Linie lotnicze, to IAG zrzeszające m.in. British Airways i hiszpańską Iberię oraz niskokosztowy Ryanair, które zrobiły to jawnie, zresztą jak zawsze kiedy jakikolwiek przewoźnik europejski chce skorzystać z pomocy państwa, oraz - anonimowo polska linia czarterowa oraz duży europejski przewoźnik i wszystko wskazuje, że jest to niemiecka Lufthansa.
— Nie widziałem takiego dokumentu na moim biurku - powiedział „Rz" podczas konferencji w Dausze Carsten Spohr, nowy prezes Lufthansy. - Nawet nie wiedziałem, że LOT ubiega się o taką pomoc. Ale generalnie muszę powiedzieć, że Lufthansa jest przeciwna wszelkim formom pomocy publicznej. Każda jej forma jest dla nas problemem, obojętne jakiej europejskiej linii dotyczy. Zresztą podobnie jesteśmy przeciwni wspieraniu przewoźników pozaeuropejskich, bo czy można akceptować, kiedy linie subsydiowane przez państwo zaniżają ceny? Rządy raz na zawsze powinny wyjść z transportu lotniczego.

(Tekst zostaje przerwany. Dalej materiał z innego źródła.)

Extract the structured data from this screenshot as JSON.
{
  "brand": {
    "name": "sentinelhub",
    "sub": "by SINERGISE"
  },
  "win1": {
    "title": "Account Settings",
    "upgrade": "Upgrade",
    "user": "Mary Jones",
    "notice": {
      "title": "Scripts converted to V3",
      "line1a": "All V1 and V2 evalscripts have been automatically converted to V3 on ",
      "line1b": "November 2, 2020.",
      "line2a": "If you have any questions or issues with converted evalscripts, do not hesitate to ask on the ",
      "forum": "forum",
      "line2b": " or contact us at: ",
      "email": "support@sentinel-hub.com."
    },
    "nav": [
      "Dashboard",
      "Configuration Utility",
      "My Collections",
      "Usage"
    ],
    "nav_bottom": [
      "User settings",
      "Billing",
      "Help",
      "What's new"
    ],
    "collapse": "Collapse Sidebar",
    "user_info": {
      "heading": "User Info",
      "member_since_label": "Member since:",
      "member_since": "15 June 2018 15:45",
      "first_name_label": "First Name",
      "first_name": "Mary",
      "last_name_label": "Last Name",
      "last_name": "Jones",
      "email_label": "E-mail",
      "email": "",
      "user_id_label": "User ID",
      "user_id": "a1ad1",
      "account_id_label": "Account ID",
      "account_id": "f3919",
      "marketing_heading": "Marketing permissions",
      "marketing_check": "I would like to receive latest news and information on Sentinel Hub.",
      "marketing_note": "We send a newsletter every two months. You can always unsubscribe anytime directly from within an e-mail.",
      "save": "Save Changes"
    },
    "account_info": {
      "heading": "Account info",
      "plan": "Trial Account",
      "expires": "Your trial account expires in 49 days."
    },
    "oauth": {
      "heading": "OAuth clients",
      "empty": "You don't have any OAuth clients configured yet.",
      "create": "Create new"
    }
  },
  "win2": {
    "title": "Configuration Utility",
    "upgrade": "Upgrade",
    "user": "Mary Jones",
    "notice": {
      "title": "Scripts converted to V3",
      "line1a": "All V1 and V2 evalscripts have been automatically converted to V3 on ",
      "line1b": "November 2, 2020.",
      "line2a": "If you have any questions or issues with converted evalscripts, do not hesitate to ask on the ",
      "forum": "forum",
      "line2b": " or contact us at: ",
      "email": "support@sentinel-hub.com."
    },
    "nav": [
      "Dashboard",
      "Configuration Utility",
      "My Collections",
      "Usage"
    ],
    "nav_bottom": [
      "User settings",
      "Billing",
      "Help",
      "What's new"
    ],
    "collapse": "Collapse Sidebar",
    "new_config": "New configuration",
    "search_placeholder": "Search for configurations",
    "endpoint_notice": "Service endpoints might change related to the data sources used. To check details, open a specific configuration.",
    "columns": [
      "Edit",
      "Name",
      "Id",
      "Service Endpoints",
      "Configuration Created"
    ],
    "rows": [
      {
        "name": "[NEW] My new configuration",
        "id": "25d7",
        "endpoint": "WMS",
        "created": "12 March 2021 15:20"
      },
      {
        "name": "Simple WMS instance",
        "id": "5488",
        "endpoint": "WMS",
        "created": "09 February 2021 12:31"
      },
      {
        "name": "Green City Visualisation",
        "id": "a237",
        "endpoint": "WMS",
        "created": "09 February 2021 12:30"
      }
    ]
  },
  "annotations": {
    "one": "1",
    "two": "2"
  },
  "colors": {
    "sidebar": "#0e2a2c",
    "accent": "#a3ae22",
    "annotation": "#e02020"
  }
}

Sama Lufthansa w przeszłości korzystała ze wsparcia państwa, przeciwko czemu protestował m.in Ryanair, a przejęcie Austrian Airlines w 2009 roku uzależniła od udzielenia temu przewoźnikowi pomocy publicznej w wysokości 500 mln euro, co zostało zaakceptowane przez Brukselę. Gdyby Niemcy nie kupili wówczas austriackiego przewoźnika, tej linii groziło bankructwo.
W kontekście wspólnego frontu przeciwko Lufthansie należy więc postrzegać poniedziałkowe podpisanie umowy o wspólnych rezerwacjach między LOT-em a Turkish Airlines. Prezes Turkisha, Temel Kotil niejednokrotnie miał już kłopoty z Niemcami, które usiłowały blokować rozwój tureckiego przewoźnika na ich rynku. Sebastian Mikosz nie ukrywa, że wspólne rezerwacje (code share) to dopiero początek współpracy z turecką linią, sam Kotil wielokrotnie zaś służył mu już pomocą.